Le président de l'Équateur, Daniel Noboa, a déclaré jeudi qu'il aurait été victime d'une tentative d'empoisonnement après avoir reçu des cadeaux contenant trois produits chimiques ajoutés à de la confiture et des chocolats, livrés lors d'une réunion avec des agriculteurs de la province côtière de Los Ríos.
« Il y avait trois produits chimiques différents avec une concentration très élevée et il était pratiquement impossible que ces trois produits chimiques soient ensemble à ces niveaux dans un produit particulier. Il est impossible que ce soit accidentel, il est impossible que ce soit l'emballage », a déclaré Noboa dans une interview à cnnprécisant que les produits ne correspondaient pas aux ingrédients ni à l'emballage alimentaire habituel.
Les produits, parmi lesquels une confiture de tamarin, une confiture de chocolat et une mistela au cacao, ont été livrés à l'équipe présidentielle par un entrepreneur. Après des tests de routine, il a été déterminé qu'ils contenaient des produits chimiques dangereux.
Face à cela, la Maison Militaire Présidentielle a déposé une plainte auprès du Bureau du Procureur et a fourni les preuves correspondantes.

Le chef de l'État a souligné que « l'un des trois produits chimiques aurait pu être trouvé dans l'emballage en raison des mêmes activités productives dans la zone, mais comme tous les trois sont présents et en forte concentration, il est impossible que ce ne soit pas intentionnel ».
Il a également expliqué que, avec la plainte, plusieurs tests étaient présentés, y compris le niveau de concentration des produits chimiques, et qu'il fallait désormais mener une expertise et toute une procédure judiciaire pour déterminer les responsabilités.
Selon le rapport de la Maison Militaire, les cadeaux ont été livrés dans un panier artisanal à l'équipe du protocole présidentiel vendredi de la semaine dernière. Après une vérification physique, les huit produits contenus dans le panier ont été examinés et il a été détecté que trois d'entre eux contenaient des substances hautement dangereuses.
Les analyses en laboratoire ont identifié du chlorure de thionyle, du chloroéthanol et de l'anthracène, des produits chimiques considérés comme nocifs et nocifs pour la santé. De plus, les produits n’avaient pas d’enregistrement sanitaire pour la consommation humaine en raison de la présence d’ingrédients potentiellement dangereux.
L'entrepreneur qui a livré les cadeaux, Yolanda Peñafiel, a déclaré aux médias numériques Le contrôle qu'elle était « triste et inquiète » et a déclaré que son intention n'était pas de causer du tort.
« Mon cœur n'est de blesser personne. Je l'ai fait avec une très bonne volonté pour envoyer des produits au président, des chocolats.
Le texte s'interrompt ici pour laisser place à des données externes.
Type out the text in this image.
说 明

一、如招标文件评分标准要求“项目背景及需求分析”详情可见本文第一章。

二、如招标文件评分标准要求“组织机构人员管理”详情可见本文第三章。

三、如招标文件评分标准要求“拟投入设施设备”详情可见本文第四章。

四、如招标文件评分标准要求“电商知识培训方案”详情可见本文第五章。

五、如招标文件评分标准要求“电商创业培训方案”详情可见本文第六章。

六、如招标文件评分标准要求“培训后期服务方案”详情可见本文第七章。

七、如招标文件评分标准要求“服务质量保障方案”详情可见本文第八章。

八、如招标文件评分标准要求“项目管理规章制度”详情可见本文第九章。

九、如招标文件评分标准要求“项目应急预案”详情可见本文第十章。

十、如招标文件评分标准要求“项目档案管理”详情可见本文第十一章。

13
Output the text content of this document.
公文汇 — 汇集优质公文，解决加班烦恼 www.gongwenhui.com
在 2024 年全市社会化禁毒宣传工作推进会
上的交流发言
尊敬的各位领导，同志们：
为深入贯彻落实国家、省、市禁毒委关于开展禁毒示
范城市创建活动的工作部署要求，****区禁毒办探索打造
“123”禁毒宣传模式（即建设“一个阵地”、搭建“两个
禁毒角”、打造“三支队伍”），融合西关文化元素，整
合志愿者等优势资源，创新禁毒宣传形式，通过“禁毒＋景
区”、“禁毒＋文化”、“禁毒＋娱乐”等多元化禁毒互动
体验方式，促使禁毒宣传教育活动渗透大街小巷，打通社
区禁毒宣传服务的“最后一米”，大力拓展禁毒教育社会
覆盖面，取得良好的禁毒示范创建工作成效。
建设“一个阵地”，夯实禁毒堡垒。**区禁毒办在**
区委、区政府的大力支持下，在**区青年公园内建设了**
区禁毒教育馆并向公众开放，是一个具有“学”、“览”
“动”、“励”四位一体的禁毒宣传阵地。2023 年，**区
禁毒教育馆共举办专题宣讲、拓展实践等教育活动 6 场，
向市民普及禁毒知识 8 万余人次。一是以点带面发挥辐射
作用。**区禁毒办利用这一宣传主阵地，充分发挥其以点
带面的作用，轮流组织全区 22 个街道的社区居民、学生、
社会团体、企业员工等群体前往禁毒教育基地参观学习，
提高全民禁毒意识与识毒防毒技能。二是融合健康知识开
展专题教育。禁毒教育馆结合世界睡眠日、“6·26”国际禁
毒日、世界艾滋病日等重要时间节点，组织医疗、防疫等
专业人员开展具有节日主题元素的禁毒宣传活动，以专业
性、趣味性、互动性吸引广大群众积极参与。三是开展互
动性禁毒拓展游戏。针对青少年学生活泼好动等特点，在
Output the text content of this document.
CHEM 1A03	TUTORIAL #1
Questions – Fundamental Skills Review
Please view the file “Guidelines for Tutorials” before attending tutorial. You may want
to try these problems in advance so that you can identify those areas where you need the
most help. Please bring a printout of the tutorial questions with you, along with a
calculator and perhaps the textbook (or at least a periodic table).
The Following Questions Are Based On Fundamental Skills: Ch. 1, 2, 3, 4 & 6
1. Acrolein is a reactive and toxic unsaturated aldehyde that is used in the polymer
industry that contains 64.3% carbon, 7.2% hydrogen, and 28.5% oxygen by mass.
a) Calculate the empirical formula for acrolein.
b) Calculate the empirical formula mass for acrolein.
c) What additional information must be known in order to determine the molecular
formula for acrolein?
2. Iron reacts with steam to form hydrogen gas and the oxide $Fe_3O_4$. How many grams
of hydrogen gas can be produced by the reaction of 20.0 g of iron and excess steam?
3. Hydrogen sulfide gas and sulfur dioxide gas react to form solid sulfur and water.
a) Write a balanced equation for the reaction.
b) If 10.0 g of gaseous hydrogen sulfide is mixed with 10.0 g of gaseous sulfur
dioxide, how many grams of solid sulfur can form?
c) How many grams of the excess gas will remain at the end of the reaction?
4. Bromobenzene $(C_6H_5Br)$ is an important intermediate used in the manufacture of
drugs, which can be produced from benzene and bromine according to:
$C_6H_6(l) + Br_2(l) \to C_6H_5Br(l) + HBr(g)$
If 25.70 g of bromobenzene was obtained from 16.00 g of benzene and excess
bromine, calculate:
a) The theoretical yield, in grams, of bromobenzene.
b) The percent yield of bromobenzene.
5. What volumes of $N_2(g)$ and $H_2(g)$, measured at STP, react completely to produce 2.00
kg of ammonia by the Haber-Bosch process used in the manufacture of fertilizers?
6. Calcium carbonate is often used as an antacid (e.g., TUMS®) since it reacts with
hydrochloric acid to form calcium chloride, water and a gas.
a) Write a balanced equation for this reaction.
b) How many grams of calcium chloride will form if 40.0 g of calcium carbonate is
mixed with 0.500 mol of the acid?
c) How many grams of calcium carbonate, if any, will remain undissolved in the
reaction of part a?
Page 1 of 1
Je suis parti avec les produits de ma maison, ils ont été livrés aux militaires qui ont effectué l'inspection et je ne sais plus ce qui a pu se passer à partir de ce moment-là », a déclaré Peñafiel.
Cet incident est la deuxième plainte de tentative d'attaque contre la vie du président, au milieu des protestations indigènes contre la suppression des subventions au diesel et d'autres politiques de son gouvernement.
Début octobre, la voiture présidentielle a été lapidée par des manifestants lors de blocages, tandis que les manifestants lançaient également des feux d'artifice et des cocktails Molotov. À ces occasions, Noboa voyageait à bord d’un véhicule blindé pare-balles de gros calibre.
« Personne ne veut qu'on lui lance un cocktail Molotov, qu'on lui lance un dépliant, qu'on l'empoisonne au chocolat ou qu'on lui jette des pierres », a déclaré le président de 37 ans, faisant référence aux récentes attaques et aux menaces contre sa sécurité.
Au milieu des tensions sociales, le gouvernement soutient que ces incidents reflètent un contexte de violence et de menaces qui ont accompagné son administration et qui cherchent à affecter la sécurité du président, notamment face à la consultation populaire du 16 novembre, avec laquelle Noboa cherche à ouvrir la porte à une Assemblée constituante.